Diseñar el jardín desde la experiencia
Un jardín se recorre, se escucha, se toca y, en algunos casos, también se prueba.
La composición vegetal determina buena parte de su imagen, pero la experiencia incluye además la luz, la sombra, la temperatura, los aromas, los sonidos y las texturas que aparecen al caminar.
En Sumo Detalle incorporamos esta dimensión sensorial desde las primeras decisiones del proyecto. Cada elemento se sitúa teniendo en cuenta cómo se va a recorrer el espacio, dónde apetece detenerse y de qué manera va a cambiar a lo largo del día y de las estaciones.
El color a lo largo del año
El color de un jardín procede de las flores, el follaje, los brotes nuevos, los frutos, las inflorescencias secas y la corteza.
Todos estos elementos cambian con las estaciones.
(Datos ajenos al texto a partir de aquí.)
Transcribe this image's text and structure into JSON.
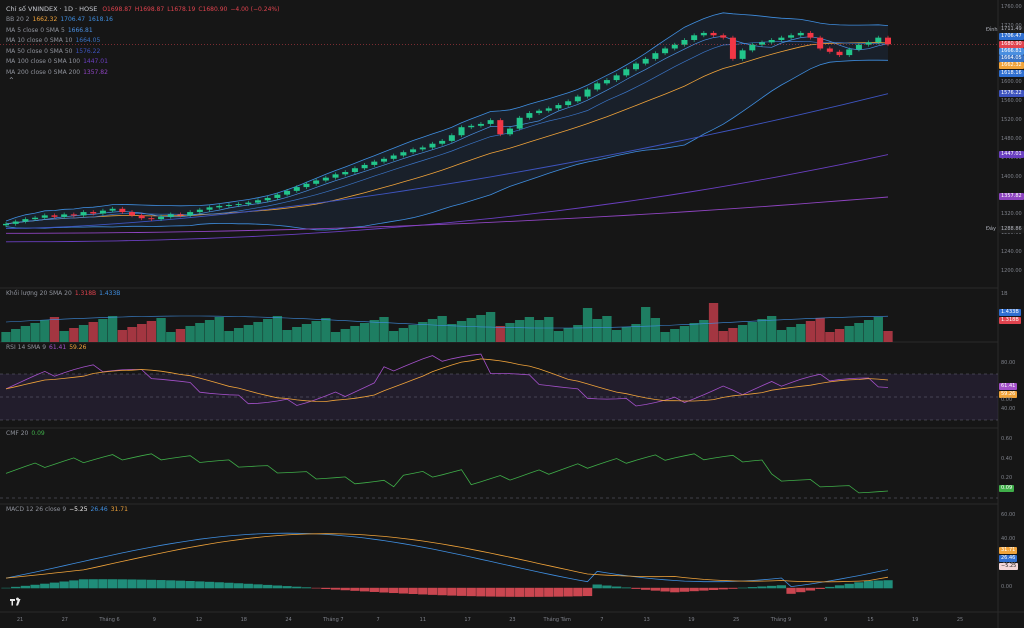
{
  "header": {
    "symbol_label": "Chỉ số VNINDEX · 1D · HOSE",
    "ohlc": [
      {
        "k": "O",
        "v": "1698.87"
      },
      {
        "k": "H",
        "v": "1698.87"
      },
      {
        "k": "L",
        "v": "1678.19"
      },
      {
        "k": "C",
        "v": "1680.90"
      },
      {
        "k": "chg",
        "v": "−4.00 (−0.24%)"
      }
    ]
  },
  "indicators": [
    {
      "name": "BB 20 2",
      "values": [
        "1662.32",
        "1706.47",
        "1618.16"
      ],
      "colors": [
        "#f0a33a",
        "#3f8ee0",
        "#3f8ee0"
      ]
    },
    {
      "name": "MA 5 close 0 SMA 5",
      "values": [
        "1666.81"
      ],
      "colors": [
        "#4a8fe0"
      ]
    },
    {
      "name": "MA 10 close 0 SMA 10",
      "values": [
        "1664.05"
      ],
      "colors": [
        "#3a73c4"
      ]
    },
    {
      "name": "MA 50 close 0 SMA 50",
      "values": [
        "1576.22"
      ],
      "colors": [
        "#3e54c0"
      ]
    },
    {
      "name": "MA 100 close 0 SMA 100",
      "values": [
        "1447.01"
      ],
      "colors": [
        "#6a3fc0"
      ]
    },
    {
      "name": "MA 200 close 0 SMA 200",
      "values": [
        "1357.82"
      ],
      "colors": [
        "#8e44c0"
      ]
    }
  ],
  "panes": {
    "volume": {
      "name": "Khối lượng 20 SMA 20",
      "values": [
        "1.318B",
        "1.433B"
      ],
      "colors": [
        "#e0434e",
        "#3f8ee0"
      ]
    },
    "rsi": {
      "name": "RSI 14 SMA 9",
      "values": [
        "61.41",
        "59.26"
      ],
      "colors": [
        "#a350c9",
        "#f0a33a"
      ]
    },
    "cmf": {
      "name": "CMF 20",
      "values": [
        "0.09"
      ],
      "colors": [
        "#3fae49"
      ]
    },
    "macd": {
      "name": "MACD 12 26 close 9",
      "values": [
        "−5.25",
        "26.46",
        "31.71"
      ],
      "colors": [
        "#f0eeee",
        "#3f8ee0",
        "#f0a33a"
      ]
    }
  },
  "price_axis": {
    "ticks": [
      "1760.00",
      "1720.00",
      "1680.00",
      "1640.00",
      "1600.00",
      "1560.00",
      "1520.00",
      "1480.00",
      "1440.00",
      "1400.00",
      "1360.00",
      "1320.00",
      "1280.00",
      "1240.00",
      "1200.00"
    ],
    "top_label": "Đỉnh",
    "bottom_label": "Đáy",
    "tags": [
      {
        "text": "1711.49",
        "color": "#1e1e1e",
        "fg": "#b2b5be",
        "value": 1711.49
      },
      {
        "text": "1706.47",
        "color": "#2f6fd1",
        "value": 1706.47
      },
      {
        "text": "1680.90",
        "color": "#e0434e",
        "value": 1680.9
      },
      {
        "text": "1666.81",
        "color": "#4a8fe0",
        "value": 1666.81
      },
      {
        "text": "1664.05",
        "color": "#3a73c4",
        "value": 1664.05
      },
      {
        "text": "1662.32",
        "color": "#f0a33a",
        "value": 1662.32
      },
      {
        "text": "1618.16",
        "color": "#2f6fd1",
        "value": 1618.16
      },
      {
        "text": "1576.22",
        "color": "#3e54c0",
        "value": 1576.22
      },
      {
        "text": "1447.01",
        "color": "#6a3fc0",
        "value": 1447.01
      },
      {
        "text": "1357.82",
        "color": "#8e44c0",
        "value": 1357.82
      },
      {
        "text": "1288.86",
        "color": "#1e1e1e",
        "fg": "#b2b5be",
        "value": 1288.86
      }
    ]
  },
  "volume_axis": {
    "ticks": [
      "1B"
    ],
    "tags": [
      {
        "text": "1.433B",
        "color": "#2f6fd1"
      },
      {
        "text": "1.318B",
        "color": "#e0434e"
      }
    ]
  },
  "rsi_axis": {
    "ticks": [
      "80.00",
      "40.00"
    ],
    "tags": [
      {
        "text": "61.41",
        "color": "#a350c9"
      },
      {
        "text": "59.26",
        "color": "#f0a33a"
      }
    ]
  },
  "cmf_axis": {
    "ticks": [
      "0.60",
      "0.40",
      "0.20",
      "0.00"
    ],
    "tags": [
      {
        "text": "0.09",
        "color": "#3fae49"
      }
    ]
  },
  "macd_axis": {
    "ticks": [
      "60.00",
      "40.00",
      "20.00",
      "0.00"
    ],
    "tags": [
      {
        "text": "31.71",
        "color": "#f0a33a"
      },
      {
        "text": "26.46",
        "color": "#2f6fd1"
      },
      {
        "text": "−5.25",
        "color": "#f3d7d9",
        "fg": "#222"
      }
    ]
  },
  "x_axis": {
    "ticks": [
      "21",
      "27",
      "Tháng 6",
      "9",
      "12",
      "18",
      "24",
      "Tháng 7",
      "7",
      "11",
      "17",
      "23",
      "Tháng Tám",
      "7",
      "13",
      "19",
      "25",
      "Tháng 9",
      "9",
      "15",
      "19",
      "25"
    ]
  },
  "chart_data": {
    "type": "candlestick",
    "series": [
      {
        "name": "VNINDEX",
        "values": [
          1300,
          1305,
          1310,
          1313,
          1318,
          1315,
          1320,
          1318,
          1325,
          1322,
          1328,
          1332,
          1325,
          1318,
          1312,
          1310,
          1315,
          1320,
          1318,
          1325,
          1330,
          1335,
          1338,
          1340,
          1342,
          1345,
          1350,
          1355,
          1362,
          1370,
          1378,
          1385,
          1392,
          1398,
          1405,
          1410,
          1418,
          1425,
          1432,
          1438,
          1445,
          1452,
          1458,
          1462,
          1470,
          1476,
          1488,
          1505,
          1508,
          1512,
          1520,
          1490,
          1502,
          1525,
          1535,
          1540,
          1545,
          1552,
          1560,
          1570,
          1585,
          1598,
          1605,
          1615,
          1628,
          1640,
          1650,
          1662,
          1672,
          1680,
          1690,
          1700,
          1705,
          1700,
          1695,
          1650,
          1668,
          1680,
          1685,
          1690,
          1695,
          1700,
          1705,
          1695,
          1672,
          1665,
          1658,
          1670,
          1680,
          1685,
          1695,
          1680.9
        ]
      }
    ]
  }
}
Al conocer sus ciclos, podemos distribuir el interés cromático a lo largo del año y evitar que toda la composición dependa de un único momento de floración.
Diseñamos secuencias en las que unas especies toman protagonismo durante determinadas semanas y después lo ceden a otras de manera natural. Los tonos también se relacionan con la arquitectura, los pavimentos, la luz y el paisaje que rodea el jardín.
El resultado es una composición que evoluciona y mantiene su identidad durante todo el año.
El aroma dentro del recorrido
Los olores pueden actuar como poderosos desencadenantes de recuerdos, de modo que su ubicación dentro del jardín importa.
Algunas plantas liberan su aroma durante la floración. Otras lo hacen cuando el sol calienta sus hojas, al rozarlas durante el paso o al caer la noche. La intensidad también cambia con la estación, la temperatura y la humedad.
Situamos las especies aromáticas junto a entradas, senderos, terrazas y zonas de descanso, atendiendo al momento en que su presencia se percibe mejor.
Alternar intensidades y mantener cierta distancia entre fragancias permite que cada una aparezca con claridad dentro del recorrido.
Diseñar también lo que se escucha
Cada jardín tiene un paisaje sonoro propio. El viento, los materiales, la vegetación, el agua y la fauna determinan buena parte de lo que se escucha al recorrerlo.
Estos sonidos pueden incorporarse al diseño mediante:
- el caudal del agua y la superficie sobre la que cae
- el movimiento del viento entre hojas y gramíneas
- la textura de la grava, la piedra o la madera bajo los pasos
- una plantación que ofrezca alimento y refugio a aves e insectos
Los comederos y bebederos también pueden favorecer la presencia de pájaros, siempre que estén bien ubicados y reciban una limpieza periódica. En muchos jardines, una vegetación diversa y un punto de agua poco profundo ofrecen una solución más integrada.
El agua como punto de atención
El agua aporta reflejos, movimiento y sonido. También puede generar cierto frescor local mediante la evaporación, aunque este efecto depende de su tamaño, del movimiento del agua, de la sombra y de la circulación del aire.
Una fuente pequeña puede introducir un sonido preciso o señalar una zona de descanso. Una lámina de mayor tamaño puede organizar una perspectiva y modificar la percepción del espacio cercano.
En todos los casos deben resolverse el consumo, la recirculación, la limpieza, la aparición de algas, la seguridad y el mantenimiento. Cuando estas cuestiones están bien previstas, el agua puede aportar calma y estructura sin convertirse en una carga para el jardín.
Plantas comestibles dentro del jardín
Las plantas comestibles introducen pequeños gestos estacionales dentro del jardín: recoger una hierba aromática, tomar un fruto o utilizar una flor en la cocina.
Podemos situar las aromáticas cerca de la vivienda, incorporar frutales en puntos accesibles o integrar especies comestibles dentro de la plantación ornamental.
Estas plantas deben poder identificarse con claridad, quedar al alcance de quienes van a utilizarlas y cultivarse sin tratamientos incompatibles con su consumo.
Además de su valor vegetal, aportan un uso concreto al espacio y crean ocasiones para recoger, preparar y compartir lo que produce el jardín.
Nuestra forma de hacer paisajismo
En Sumo Detalle empezamos por comprender cómo se va a utilizar el espacio en diferentes momentos del día y del año.
A partir de ahí organizamos las vistas, los recorridos, la sombra, el color, los aromas, los sonidos y las texturas. Cada aspecto se calibra según la arquitectura, el clima, el carácter del lugar y las personas que van a vivirlo.
El resultado es un jardín con una composición clara y razones para permanecer en él: un espacio que revela nuevos matices al caminar, descansar o verlo cambiar con las estaciones.
Un paisaje pensado para incorporarse con naturalidad a la vida cotidiana.